Sunday, March 29, 2009

Bishop's Challenge: Day One

Today, during our third-combined Relief Society/Priesthood meeting (because it was a fifth Sunday) the topic of discussion was Preparedness and Food Storage. We heard the result of a ward survey that showed that the average food storage in the ward (among those 60 who completed the survey) was about a one month supply. Then, after very interesting presentations, our Bishop issued a challenge to all ward members. He asked (challenged) us to, "not go to the grocery store at all this week." One objective of the challenge is to give us the experience of using our current food supply and our food storage (reserves.) The other, and probably more important, objective is to cause us to reflect on those areas we might need to shore-up in case there were some reason we were not be able to go to the store for a week.

Theresia and I decided that our family would accept the challenge. This first day wasn't too difficult. It was Fast Sunday, so we would only be eating one meal. As part of our Sabbath observance, we don't shop on Sunday, so our meals are pretty much planned out on Saturday. Our daughter, Gabrielle, has the turn for the main meal on Sunday*. She used what we had in the house. For dinner she cooked BBQ Chicken (frozen chicken breast from freezer), baked with BBQ sauce from the refrigerator; Cheesy Mashed Potatoes (peel, cube, and boil potatoes, drain, add 4 oz. cheddar cheese, one cup milk, butter, salt, pepper, paprika, and spices, then mash); Carrots (slice and microwave with a little butter); and, to drink, water. For dessert the kids finished off the Tillamook Cookie Dough Ice Cream. A few hours later I made a couple dozen chocolate chip cookies from scratch (using the recipe from the Ambrosia Semi-Sweet Chocolate Chip bag from Costco. One very smart move that Gabrielle made was with the milk for the potatoes. We have just over a gallon of milk in the fridge. That will need to last the week because we tend to eat cold cereal for breakfast. So Gabrielle mixed up one cup of powdered milk to use in the potatoes. That will pay off later in the week! We are planning to 'cut' the regular milk with powdered milk for the duration of the week.

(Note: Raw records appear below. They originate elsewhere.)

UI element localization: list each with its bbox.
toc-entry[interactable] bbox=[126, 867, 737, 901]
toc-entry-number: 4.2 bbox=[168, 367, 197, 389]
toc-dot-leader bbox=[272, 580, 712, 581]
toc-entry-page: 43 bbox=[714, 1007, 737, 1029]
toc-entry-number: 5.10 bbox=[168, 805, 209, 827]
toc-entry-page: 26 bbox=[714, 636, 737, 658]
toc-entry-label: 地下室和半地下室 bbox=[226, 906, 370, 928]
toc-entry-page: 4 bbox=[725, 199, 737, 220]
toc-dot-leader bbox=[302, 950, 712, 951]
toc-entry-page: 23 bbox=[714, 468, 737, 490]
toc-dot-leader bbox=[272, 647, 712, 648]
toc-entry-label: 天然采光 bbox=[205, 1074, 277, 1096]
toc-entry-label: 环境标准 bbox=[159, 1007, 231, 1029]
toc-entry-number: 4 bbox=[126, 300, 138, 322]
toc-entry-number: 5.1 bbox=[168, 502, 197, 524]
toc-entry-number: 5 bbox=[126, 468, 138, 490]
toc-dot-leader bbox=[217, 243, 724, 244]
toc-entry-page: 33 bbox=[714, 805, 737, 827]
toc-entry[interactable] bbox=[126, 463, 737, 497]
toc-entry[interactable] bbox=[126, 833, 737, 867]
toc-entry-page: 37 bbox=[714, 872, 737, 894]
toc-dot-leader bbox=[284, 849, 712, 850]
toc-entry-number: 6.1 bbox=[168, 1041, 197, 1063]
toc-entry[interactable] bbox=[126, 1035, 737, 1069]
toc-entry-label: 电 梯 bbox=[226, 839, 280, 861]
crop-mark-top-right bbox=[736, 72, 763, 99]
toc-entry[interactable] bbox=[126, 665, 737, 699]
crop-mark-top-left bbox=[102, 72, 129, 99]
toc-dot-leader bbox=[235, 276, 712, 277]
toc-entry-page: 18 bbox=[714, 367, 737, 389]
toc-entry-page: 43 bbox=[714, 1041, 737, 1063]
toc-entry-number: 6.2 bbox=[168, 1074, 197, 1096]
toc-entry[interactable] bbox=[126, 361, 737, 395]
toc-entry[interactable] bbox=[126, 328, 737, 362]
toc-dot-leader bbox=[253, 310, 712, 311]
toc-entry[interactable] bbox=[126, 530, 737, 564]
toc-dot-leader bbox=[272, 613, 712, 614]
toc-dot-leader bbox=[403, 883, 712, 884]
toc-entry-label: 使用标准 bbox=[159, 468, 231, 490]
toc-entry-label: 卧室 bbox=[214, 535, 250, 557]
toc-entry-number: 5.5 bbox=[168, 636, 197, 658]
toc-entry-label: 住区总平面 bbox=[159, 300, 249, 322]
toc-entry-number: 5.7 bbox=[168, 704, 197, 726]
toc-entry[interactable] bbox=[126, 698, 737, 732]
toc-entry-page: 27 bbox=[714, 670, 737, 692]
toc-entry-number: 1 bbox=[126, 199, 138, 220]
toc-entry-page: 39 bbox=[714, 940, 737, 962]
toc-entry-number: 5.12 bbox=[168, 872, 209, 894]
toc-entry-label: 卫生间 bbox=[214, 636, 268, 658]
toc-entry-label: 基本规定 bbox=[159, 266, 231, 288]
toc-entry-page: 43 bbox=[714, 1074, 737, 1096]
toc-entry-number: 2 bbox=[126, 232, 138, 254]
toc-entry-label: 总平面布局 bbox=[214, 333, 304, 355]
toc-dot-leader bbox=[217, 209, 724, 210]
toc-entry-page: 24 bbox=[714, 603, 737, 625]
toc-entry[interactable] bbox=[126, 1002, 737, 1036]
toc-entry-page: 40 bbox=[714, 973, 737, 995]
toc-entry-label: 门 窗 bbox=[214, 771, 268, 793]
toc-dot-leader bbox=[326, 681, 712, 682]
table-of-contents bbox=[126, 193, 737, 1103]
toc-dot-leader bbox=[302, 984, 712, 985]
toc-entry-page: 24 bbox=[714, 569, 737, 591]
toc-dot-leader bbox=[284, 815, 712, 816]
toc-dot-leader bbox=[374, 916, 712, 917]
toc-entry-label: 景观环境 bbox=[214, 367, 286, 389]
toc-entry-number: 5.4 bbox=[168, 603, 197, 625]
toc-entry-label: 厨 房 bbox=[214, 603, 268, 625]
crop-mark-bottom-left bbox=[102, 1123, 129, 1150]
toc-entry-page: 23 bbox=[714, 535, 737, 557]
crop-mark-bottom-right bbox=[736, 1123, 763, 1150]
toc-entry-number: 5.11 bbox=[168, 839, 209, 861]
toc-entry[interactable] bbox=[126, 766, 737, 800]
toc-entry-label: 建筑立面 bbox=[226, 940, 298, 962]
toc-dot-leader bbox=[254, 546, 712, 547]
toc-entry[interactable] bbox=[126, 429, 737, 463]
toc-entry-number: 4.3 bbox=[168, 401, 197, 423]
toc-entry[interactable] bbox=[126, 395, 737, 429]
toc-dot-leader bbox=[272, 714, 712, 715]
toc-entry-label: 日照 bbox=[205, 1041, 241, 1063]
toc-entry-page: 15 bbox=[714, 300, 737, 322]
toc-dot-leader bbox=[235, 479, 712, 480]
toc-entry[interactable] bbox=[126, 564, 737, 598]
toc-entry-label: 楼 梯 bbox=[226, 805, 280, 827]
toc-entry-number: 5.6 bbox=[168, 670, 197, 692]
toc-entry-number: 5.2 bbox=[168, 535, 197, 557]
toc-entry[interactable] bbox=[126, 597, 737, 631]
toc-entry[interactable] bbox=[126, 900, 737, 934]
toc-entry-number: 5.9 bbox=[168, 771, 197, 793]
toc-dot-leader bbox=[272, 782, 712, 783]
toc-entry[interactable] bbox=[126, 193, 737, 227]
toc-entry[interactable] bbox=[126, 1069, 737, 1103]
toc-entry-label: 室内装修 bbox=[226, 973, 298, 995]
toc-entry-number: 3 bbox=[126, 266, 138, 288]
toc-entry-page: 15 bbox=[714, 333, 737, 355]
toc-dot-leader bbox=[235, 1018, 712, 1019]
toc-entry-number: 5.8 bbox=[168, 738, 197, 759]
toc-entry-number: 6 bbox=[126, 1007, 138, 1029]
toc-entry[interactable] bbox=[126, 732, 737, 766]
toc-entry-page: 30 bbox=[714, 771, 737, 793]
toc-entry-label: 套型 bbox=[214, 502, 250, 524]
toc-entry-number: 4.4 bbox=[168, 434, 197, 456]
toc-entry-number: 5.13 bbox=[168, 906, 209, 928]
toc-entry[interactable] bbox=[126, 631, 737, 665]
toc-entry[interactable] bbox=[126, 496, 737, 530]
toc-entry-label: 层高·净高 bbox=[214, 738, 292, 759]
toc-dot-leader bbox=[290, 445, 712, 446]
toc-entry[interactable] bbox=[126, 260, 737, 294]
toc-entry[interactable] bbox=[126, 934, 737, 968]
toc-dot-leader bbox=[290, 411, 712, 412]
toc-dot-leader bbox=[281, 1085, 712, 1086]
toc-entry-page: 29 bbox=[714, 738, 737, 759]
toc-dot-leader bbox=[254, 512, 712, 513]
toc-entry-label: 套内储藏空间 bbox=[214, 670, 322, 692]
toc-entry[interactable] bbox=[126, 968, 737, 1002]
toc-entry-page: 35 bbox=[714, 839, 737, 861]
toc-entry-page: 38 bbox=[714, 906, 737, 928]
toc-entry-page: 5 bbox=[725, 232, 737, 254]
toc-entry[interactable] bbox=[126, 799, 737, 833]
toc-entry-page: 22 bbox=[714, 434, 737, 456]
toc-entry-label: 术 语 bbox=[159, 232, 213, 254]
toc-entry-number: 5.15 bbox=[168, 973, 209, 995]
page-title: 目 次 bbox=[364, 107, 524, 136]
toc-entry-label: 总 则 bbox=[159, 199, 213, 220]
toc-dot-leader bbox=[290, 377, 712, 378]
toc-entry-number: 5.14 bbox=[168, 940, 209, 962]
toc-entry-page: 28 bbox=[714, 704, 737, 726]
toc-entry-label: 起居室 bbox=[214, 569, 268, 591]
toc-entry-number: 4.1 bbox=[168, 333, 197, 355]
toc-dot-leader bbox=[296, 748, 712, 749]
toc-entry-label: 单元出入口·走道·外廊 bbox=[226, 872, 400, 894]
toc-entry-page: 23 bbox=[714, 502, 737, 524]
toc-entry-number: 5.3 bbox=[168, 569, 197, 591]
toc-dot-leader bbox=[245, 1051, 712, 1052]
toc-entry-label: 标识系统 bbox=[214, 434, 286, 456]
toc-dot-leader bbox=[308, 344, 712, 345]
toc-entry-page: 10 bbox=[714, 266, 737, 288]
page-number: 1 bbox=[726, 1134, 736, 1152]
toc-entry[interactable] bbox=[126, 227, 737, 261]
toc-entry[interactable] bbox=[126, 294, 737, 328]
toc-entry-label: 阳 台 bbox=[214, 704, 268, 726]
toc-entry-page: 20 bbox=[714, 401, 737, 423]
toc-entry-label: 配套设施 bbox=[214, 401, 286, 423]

*To help take the load off mom and to provide domestic training for our children, a few years back we divided up the cooking chores for the main meal of the day. Each child has one day in which they choose the menu and cook (or assist if they are younger) the meal and set the table. Dad has one day and the family has a day where everyone is supposed to pitch in. That leaves mom with just two days to worry about!

1 comment:

Rob and Marseille said...

Let me just say as the oldest Loftus child, that this is a necessity. I never had to cook at home and when I went to college I didn't know how to cook anything. I was afraid to make scrambled eggs or cook hamburger. Now that I have lots of practice, I feel I'm a great cook and enjoy doing it. Give your kids practice cooking (when you're home) so they can learn with someone, instead of by themselves.